Lynn Abbott: Character question
October 19, 2008
We need a president with great strength of character. Barack Obama is such a man. Last week, John McCain and Sarah Palin questioned his character. They do so unwisely, as his character is the driving force behind his success. This is a man who grew up without luxury, without privilege and without a father. He learned the value of hard work early in life, along with the value of using his own strong intellect to solve problems. He learned that cooperation, gentle persuasion, compromise and diplomacy can achieve far greater results than combative belligerence. Integrity has been a hallmark of his life choices. As a young lawyer, he could have commanded a six-figure salary at a prestigious law firm but chose instead to work to improve the lives of people in Chicago’s down-trodden communities. He has championed justice and fair play during his life.
Barack Obama has the talent to inspire the rest of us. He has ignited a passion for peace and fairness across this land. He calls on us to consider the less fortunate and to care for each other. Even in these difficult economic times, we will find – with his leadership – ways to work for the common good. People who never have been politically active before are knocking on doors and spreading the word that they share his vision of a new day for America. This will not end with the election. I have confidence that we will continue to work together to make this vision a reality once he is president.

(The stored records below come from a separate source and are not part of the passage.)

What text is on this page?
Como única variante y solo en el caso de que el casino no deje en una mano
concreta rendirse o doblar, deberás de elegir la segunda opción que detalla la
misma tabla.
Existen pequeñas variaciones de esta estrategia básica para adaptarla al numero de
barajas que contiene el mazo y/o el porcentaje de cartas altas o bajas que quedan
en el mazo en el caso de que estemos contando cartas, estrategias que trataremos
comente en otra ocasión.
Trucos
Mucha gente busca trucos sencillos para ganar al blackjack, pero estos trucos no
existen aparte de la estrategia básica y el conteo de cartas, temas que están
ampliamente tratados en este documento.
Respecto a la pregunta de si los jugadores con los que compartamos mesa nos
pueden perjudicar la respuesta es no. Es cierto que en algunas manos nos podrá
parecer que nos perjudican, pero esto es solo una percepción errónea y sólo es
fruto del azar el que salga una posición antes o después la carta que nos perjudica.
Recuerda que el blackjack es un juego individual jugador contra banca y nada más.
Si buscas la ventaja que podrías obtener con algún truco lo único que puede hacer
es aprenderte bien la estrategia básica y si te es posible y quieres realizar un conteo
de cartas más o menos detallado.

For some, race is an issue in this election. Racial bigotry is an emotion that defies rational persuasion. We know there still are remnants of racism, but times are changing. Most of us, especially our young people, take for granted the opportunity to work and study with every skin color under the sun. Obama deliberately has chosen to go into neighborhoods where racism may be a concern, and because of his straight-forward and honest approach, many people are coming around. For me, his election will be a symbol that we Americans are turning away from racism; that we affirm to the world that we truly can live and work together. And I will feel very proud.
For me, the strongest character trait in Barack Obama is his global vision. Having lived and traveled around the world, he sees the big picture. He knows the U.S. cannot “go it alone” ever again. With him at the helm, the days of shock-and-awe, pit-bull mentality will be over. Instead, we will see a deliberative, diplomatic approach to solving problems, not creating them. This world needs leaders who work together for the common good of the planet. Everything in Barack Obama’s history has prepared him for this moment. His faith, his love for America and his commitment to the global community will enable him to lead us all toward nuclear nonproliferation, toward peaceful solutions wherever possible and toward careful and deliberate military solutions when absolutely necessary. The leaders of many nations are eager to begin working with him toward this new day.
So the question of Barack Obama’s character is not a question – much as John McCain and Sarah Palin would like it to be. Hard work, intellect, integrity, leadership, care for the less fortunate and the ability to inspire – to me, these define character. Barack Obama has it.